I didn't get to see the "Young People's Concerts" although unfortunately
not because I'm too young, but because they weren't shown where I grew
up.  However, some of them have been recorded and described in books.
My own favorite (which I'd love to see sometime) was the "What is Jazz"
edition, which was recorded by Columbia.  The part I remember, similar
to Gregory Taylor's memory, was where LB illustrates the iambic
pentameter of the classic blues by comparing it to Shakespeare, and then
breaks into a blues vocal using some of the lines from MacBeth:
  "I will not be afraid of death and bane
   Till Burnham Forest comes to Dunsinane."
I only got to hear it on record, but my reaction to it was similar to
Gregory's to LB doing the Kinks' music.

LB will be missed!

--Walt Thode   Internet:  thode@nprdc.navy.mil
                   UUCP:  {everywhere_else}!ucsd!nprdc!thode

resmgt04@spacm1.uucp (10/23/90)

In article <942@heurikon.heurikon.com>, gtaylor@vme.heurikon.com (Gregory Taylor) writes:
>                  I think that it was also the most explicit display
> of violence and energy that I'd ever seen a conductor do, which always
> left me wondering about whether they might actually do that about all
> that ponderous, boring symphonic stuff. 
	Classical music lovers (people who realize that that "ponderous,
boring, symphonic stuff" isn't) can only shake their heads at this.  While
it wouldn't be fair to say that I like the Kinks as much as the next person,
I *do* like "You really got me", but I can only ask you to take my word that
the symphonic repertoire is full of pieces that have more energy and violence,
if that's what you want, than anything by the Kinks, X, Black Flag, etc.  It's
just done differently, within a different framework.  It's as hard to get pop
music lovers to listen to classical music as it is to get most classical folks
to home in on Mahler.  All I can say is that if you take the time you'll get
the reward.
	As far as Lenny goes, it's a great shame that he died so young, but it's
an even greater shame that he could have been alive today had he not smoked 
cigarettes.  It has always been a remarkable fact of the human condition that
people who are especially talented in one area have a corresponding blind spot
somewhere else.
-- 
Bill Robertson   "Lots of people can sing louder and longer than Elvis, too,
                  but who cares?"
                                                       Eval Knievel

rjohnson@vela.acs.oakland.edu (R o d Johnson) (10/24/90)

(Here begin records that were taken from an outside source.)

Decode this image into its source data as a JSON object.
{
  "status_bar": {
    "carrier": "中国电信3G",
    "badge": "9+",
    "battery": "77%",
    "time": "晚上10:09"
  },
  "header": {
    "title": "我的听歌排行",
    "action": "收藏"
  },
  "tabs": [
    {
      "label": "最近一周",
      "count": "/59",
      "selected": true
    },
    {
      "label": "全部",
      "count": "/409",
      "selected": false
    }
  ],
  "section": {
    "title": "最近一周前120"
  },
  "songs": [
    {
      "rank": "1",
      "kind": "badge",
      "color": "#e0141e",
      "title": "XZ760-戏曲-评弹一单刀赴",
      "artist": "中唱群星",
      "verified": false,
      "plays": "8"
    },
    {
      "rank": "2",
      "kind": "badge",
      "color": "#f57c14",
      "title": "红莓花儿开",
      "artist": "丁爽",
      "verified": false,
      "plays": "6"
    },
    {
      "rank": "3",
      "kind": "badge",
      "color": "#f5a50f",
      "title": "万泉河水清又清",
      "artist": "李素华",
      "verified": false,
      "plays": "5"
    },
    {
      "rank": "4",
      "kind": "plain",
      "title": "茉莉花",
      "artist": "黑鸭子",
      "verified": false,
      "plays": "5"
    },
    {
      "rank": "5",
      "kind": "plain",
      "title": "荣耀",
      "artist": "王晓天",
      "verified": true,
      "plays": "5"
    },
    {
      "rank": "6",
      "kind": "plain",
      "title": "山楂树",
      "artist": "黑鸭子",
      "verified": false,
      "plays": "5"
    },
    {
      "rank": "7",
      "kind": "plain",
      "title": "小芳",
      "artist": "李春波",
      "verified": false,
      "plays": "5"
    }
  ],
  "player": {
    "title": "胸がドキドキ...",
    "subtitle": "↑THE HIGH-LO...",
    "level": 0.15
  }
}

In article <1989.27241379@spacm1.uucp> resmgt04@spacm1.uucp writes:
>In article <942@heurikon.heurikon.com>, gtaylor@vme.heurikon.com (Gregory Taylor) writes:
>>                  I think that it was also the most explicit display
>> of violence and energy that I'd ever seen a conductor do, which always
>> left me wondering about whether they might actually do that about all
>> that ponderous, boring symphonic stuff. 

>Classical music lovers (people who realize that that "ponderous,
>boring, symphonic stuff" isn't) can only shake their heads at this.

I'm a quote classical music lover unquote and I can do more than that.
I can bet you, oh, a doughnut that Gregory Taylor is too, for
instance, and that he was writing with a kind of fond irony about what
he felt as a Young Person being exposed to this stuff for the first
time.  I don't know about you, but my responses were similar to
Gregory's--we don't always react with great sophistication when we're
eight or ten years old.  Personally, I always went for the LOUD parts.

>As far as Lenny goes, it's a great shame that he died so young, but it's
>an even greater shame that he could have been alive today had he not smoked 
>cigarettes.

Then again, it was his life to spend, and if he felt that cigarettes
were integral to his pleasure in life, who are we to deny it?  Lenny
wasn't some sort of scarce resource to be husbanded like petroleum.